For 5. let me elaborate a bit more. To show that $A$ is balanced, we must show that whenever $|\gamma| \leq 1$ we have that $\gamma A \subseteq A$. Equivalently, we want to show that if $|\beta| = 1$ and $0 \leq r \leq 1$ then $r \beta A \subseteq A$ (take $\gamma = r \beta$).

Then we have $$r \beta A = r \beta \bigcap_\limits{|\alpha| = 1} \alpha U = \bigcap_\limits{|\alpha| = 1} r \beta \alpha U = \bigcap_\limits{|\alpha| = 1} r \alpha U$$ where the last equality follows from the fact that, for $|\beta| = 1$, $\{ \alpha : |\alpha| = 1\} = \{ \alpha \beta : |\alpha| = 1\}$.

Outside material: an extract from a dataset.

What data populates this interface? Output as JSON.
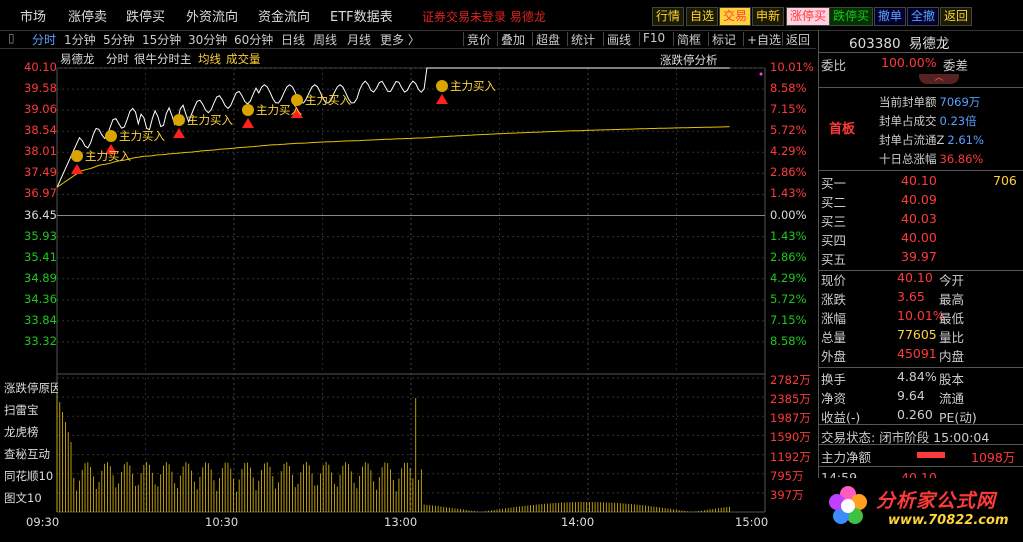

Now if $x \in \alpha U$, then since $r \in [0,1]$ and $0 \in \alpha U$, we have that $rx = rx + (1-r)0 \in \alpha U$ (using convexity of $\alpha U$ here). This implies that $r \alpha U \subseteq \alpha U$. Hence $$r \beta A = \bigcap _\limits{|\alpha| = 1} r \alpha U \subseteq \bigcap _\limits{|\alpha| = 1} \alpha U = A$$ so that $A$ is a balanced set.